Alternative Solutions

In another telling statistic, the number of birth centers, which usually employ midwives, is on the rise. Kate Bauer, director of the National Association of Childbearing Centers (NACC), says that even though some birth centers “have seen their malpractice insurance quadruple,” there are more than 170 of these centers nationwide, up from roughly 130 in the early 1990s. “I think one of the reasons we see birth centers growing when midwifery practices are closing is because many midwifery practices are hospital-based,” says Bauer. “If a hospital decides they can provide that service more economically with residents,” or considers “hiring an obstetrician who will see more patients and can do C-sections,” that’s what the hospital is likely to do. “We’re kind of at the mercy of hospitals,” she adds.

Not that birth centers aren’t feeling the insurance squeeze. Under managed care, Bauer says, “a lot of times you’re receiving less reimbursement for services than you were five years ago. You can make it up by doing more volume, but that’s really contrary to the nurse-midwife model of care.” That’s also, she notes wryly, “why you have five minutes with your doctor.”

Maria Coe, the nurse-midwife mother of two cited earlier, speculates that the volume argument also influenced thinking at the Washington-area midwifery practices that recently closed. Rather than paying ever-higher nurse-midwife premiums, some physicians groups probably “just said, ‘well, we’re going to double the patients we see” in order to make enough money to offset their own high premiums. “I would argue that it’s not a good choice to make,” she says, “but I’m not the one who’s writing the check.” And when a woman is left mid-pregnancy without a midwife, it’s easier to simply switch to an obstetrician in the same practice than to go through the trouble of finding the rare midwife who’s nearby and on the woman’s health plan. In the case of the shuttered Georgetown midwifery practice, says Coe, “of course the patients don’t have to see the physicians” operating out of the same office, “but many will.”

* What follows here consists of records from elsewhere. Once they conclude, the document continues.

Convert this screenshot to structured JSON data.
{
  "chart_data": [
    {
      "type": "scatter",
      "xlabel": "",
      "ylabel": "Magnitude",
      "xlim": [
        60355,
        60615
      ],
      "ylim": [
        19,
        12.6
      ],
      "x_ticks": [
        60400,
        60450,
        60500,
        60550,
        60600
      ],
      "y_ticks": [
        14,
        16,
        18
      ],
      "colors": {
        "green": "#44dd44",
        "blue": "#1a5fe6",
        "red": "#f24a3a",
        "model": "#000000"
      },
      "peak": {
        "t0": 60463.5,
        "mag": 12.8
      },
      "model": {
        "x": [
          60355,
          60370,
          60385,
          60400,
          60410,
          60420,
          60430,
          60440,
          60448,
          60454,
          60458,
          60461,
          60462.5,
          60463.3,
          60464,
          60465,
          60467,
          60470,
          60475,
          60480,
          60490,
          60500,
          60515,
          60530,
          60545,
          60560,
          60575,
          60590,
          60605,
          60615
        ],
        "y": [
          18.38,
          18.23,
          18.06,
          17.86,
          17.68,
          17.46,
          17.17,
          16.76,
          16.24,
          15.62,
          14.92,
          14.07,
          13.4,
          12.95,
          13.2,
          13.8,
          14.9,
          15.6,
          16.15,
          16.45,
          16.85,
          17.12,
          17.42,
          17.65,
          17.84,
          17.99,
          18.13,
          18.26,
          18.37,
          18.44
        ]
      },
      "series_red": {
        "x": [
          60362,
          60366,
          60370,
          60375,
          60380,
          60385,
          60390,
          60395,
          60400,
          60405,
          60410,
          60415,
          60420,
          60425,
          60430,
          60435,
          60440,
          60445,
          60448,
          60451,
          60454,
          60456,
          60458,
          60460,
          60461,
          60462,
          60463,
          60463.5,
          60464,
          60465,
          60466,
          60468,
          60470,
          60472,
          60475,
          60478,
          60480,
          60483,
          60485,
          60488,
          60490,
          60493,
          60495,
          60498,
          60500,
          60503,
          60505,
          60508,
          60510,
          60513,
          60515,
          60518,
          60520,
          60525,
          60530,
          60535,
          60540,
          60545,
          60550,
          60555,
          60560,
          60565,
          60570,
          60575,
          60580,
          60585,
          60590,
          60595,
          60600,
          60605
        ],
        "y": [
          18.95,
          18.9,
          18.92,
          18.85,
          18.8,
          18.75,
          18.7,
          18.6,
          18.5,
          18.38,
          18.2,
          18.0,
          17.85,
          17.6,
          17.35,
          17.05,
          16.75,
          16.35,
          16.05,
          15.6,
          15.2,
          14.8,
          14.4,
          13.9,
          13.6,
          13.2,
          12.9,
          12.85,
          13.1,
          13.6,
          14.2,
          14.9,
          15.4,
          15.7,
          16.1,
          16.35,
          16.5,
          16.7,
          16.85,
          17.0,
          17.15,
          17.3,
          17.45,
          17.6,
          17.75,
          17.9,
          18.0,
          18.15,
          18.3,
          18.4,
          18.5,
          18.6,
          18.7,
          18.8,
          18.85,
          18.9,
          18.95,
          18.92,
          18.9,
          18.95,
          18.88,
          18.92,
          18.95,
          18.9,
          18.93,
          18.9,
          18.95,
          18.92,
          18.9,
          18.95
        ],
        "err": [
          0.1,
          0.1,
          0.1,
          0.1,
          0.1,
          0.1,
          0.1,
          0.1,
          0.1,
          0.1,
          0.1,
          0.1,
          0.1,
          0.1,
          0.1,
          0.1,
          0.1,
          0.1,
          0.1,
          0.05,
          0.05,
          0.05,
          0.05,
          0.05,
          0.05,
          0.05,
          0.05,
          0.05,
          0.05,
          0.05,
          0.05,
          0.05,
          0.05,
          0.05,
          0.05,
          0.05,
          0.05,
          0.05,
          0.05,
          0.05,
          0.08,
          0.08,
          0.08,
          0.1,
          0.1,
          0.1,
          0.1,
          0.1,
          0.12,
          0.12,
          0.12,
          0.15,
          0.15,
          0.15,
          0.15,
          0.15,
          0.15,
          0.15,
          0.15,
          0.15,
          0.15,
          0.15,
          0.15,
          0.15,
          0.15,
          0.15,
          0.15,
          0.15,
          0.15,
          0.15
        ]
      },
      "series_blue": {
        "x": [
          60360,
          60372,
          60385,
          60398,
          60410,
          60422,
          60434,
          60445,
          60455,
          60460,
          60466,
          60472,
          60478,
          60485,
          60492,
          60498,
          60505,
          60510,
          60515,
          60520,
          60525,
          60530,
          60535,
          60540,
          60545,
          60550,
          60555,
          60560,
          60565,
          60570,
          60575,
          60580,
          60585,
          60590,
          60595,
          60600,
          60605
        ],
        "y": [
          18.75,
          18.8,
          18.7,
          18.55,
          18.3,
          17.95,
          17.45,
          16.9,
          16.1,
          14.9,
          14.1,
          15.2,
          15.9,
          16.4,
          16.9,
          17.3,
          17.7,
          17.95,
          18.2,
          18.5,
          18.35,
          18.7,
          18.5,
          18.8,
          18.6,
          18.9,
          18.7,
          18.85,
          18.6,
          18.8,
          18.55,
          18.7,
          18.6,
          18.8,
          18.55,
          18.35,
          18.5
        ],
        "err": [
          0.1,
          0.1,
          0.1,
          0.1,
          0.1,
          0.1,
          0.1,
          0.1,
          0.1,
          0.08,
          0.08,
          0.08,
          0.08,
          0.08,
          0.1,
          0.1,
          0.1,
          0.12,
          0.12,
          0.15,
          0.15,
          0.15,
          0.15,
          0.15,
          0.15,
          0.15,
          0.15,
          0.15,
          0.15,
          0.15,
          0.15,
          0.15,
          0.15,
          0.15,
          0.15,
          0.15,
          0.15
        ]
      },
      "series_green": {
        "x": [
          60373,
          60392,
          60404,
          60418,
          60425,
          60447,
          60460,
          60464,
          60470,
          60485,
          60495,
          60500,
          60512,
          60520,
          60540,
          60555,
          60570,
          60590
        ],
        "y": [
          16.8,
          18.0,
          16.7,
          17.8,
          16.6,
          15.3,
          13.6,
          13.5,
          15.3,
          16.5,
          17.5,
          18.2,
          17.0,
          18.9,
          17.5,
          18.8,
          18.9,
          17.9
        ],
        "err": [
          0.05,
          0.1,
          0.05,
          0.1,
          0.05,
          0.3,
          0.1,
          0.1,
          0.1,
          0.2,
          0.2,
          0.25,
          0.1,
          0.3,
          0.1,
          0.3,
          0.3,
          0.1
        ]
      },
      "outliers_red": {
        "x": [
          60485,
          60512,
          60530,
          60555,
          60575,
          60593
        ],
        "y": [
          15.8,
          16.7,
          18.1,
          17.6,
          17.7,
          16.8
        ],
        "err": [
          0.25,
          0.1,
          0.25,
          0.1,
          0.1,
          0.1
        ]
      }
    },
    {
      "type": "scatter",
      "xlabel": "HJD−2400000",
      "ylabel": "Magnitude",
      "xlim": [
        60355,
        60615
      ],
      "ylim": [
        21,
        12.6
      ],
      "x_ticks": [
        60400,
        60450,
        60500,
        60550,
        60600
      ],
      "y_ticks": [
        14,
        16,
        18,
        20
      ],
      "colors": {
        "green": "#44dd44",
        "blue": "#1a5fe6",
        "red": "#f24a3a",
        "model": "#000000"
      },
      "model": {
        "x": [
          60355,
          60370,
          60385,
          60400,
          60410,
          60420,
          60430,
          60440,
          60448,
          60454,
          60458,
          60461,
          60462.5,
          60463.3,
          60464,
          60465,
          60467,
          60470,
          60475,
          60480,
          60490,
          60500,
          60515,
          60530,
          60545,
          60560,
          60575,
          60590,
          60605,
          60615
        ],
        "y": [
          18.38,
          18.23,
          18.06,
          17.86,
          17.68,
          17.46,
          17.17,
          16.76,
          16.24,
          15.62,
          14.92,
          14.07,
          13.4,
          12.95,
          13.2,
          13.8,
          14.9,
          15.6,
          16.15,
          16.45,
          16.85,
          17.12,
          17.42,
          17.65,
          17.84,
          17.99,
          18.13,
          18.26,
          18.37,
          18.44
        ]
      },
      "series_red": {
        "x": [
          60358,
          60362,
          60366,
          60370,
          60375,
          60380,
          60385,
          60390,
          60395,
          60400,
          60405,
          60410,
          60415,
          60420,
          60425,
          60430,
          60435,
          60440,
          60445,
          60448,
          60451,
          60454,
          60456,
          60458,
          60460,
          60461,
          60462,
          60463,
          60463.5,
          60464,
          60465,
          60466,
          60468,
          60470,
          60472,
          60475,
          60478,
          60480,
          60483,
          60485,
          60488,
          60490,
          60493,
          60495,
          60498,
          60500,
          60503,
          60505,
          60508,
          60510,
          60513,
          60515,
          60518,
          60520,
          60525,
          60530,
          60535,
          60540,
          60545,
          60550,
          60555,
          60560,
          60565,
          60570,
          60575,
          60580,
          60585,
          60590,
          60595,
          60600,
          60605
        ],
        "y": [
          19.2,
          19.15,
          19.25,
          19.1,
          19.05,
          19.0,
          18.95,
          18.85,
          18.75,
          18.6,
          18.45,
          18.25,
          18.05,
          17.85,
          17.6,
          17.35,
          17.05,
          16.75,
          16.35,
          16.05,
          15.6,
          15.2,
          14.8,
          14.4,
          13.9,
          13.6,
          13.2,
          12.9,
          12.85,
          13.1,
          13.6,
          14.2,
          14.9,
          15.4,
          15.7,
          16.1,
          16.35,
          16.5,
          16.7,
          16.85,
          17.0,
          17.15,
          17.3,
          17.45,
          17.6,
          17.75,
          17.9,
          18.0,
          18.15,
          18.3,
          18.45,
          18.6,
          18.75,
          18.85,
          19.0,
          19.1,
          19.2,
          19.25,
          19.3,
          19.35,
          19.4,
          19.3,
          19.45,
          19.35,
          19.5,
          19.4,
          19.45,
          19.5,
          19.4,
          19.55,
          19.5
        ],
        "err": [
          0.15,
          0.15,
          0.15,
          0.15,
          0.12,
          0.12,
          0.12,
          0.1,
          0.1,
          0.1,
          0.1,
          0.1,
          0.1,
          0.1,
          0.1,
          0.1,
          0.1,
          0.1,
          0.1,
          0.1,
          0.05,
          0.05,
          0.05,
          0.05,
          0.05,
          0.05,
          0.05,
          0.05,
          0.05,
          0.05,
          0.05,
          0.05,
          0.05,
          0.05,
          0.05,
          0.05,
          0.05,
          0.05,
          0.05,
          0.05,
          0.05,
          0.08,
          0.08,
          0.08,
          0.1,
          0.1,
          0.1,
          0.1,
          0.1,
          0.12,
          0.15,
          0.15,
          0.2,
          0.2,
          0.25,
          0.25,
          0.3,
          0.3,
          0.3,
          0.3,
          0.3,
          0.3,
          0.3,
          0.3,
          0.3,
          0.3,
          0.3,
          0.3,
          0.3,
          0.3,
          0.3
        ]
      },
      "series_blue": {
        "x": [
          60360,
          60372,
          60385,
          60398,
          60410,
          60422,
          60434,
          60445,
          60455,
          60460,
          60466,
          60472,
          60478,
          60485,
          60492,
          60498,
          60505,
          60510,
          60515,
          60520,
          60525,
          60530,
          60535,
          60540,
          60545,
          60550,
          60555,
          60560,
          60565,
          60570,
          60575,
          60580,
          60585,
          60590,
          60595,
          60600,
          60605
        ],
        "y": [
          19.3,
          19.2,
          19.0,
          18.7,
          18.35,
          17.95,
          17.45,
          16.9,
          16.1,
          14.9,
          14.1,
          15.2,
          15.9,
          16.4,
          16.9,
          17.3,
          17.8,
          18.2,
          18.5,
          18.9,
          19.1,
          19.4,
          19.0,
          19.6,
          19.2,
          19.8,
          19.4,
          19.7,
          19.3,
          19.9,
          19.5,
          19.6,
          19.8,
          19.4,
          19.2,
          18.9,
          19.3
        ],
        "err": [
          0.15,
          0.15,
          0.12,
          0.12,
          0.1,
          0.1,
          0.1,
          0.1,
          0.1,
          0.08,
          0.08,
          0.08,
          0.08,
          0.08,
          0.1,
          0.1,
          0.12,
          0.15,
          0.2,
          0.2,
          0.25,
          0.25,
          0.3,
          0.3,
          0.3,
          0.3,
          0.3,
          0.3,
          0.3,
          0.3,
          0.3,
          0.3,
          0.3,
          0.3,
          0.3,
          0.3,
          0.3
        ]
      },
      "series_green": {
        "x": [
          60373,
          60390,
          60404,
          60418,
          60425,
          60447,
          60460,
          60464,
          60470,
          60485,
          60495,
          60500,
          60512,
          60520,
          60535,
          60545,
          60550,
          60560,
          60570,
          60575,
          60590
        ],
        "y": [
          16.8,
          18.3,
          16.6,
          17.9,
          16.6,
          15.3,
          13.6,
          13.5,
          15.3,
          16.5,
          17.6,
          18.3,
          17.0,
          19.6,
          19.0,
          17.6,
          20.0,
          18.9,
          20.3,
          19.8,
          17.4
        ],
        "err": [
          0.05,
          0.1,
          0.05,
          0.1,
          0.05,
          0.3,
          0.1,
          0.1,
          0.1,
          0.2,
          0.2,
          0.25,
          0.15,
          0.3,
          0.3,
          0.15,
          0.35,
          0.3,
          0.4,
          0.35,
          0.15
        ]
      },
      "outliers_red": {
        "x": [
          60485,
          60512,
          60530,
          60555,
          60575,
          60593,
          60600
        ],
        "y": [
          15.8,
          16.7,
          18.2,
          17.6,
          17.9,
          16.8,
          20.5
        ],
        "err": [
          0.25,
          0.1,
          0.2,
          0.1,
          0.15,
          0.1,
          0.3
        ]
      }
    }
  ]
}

NACC’s Bauer says that her association “has not come out with an official statement” on tort reform. “It’s so complex that I don’t know that capping awards is going to help.” The National Women’s Health Network agrees that solutions to the medical liability issue – “crisis” or not – won’t come easily, but may need to include some or all of the following:

  • Universal health care, so that patients hurt in the course of medical treatment know that they will be taken care of.
  • Tighter regulation of the insurance industry, so that swings of the business cycle won’t trigger extreme premium hikes.
  • Open and timely acknowledgment of mistakes offered to patients who’ve been harmed, so that patients and their families won’t turn to the legal system for apologies they didn’t receive from practitioners.
  • Changes to the health care culture that result in caregivers not feeling rushed, preventable mistakes being less common and continual quality improvement being embraced by every health care organization.

Leah Thayer is editor of The Women’s Health Activist.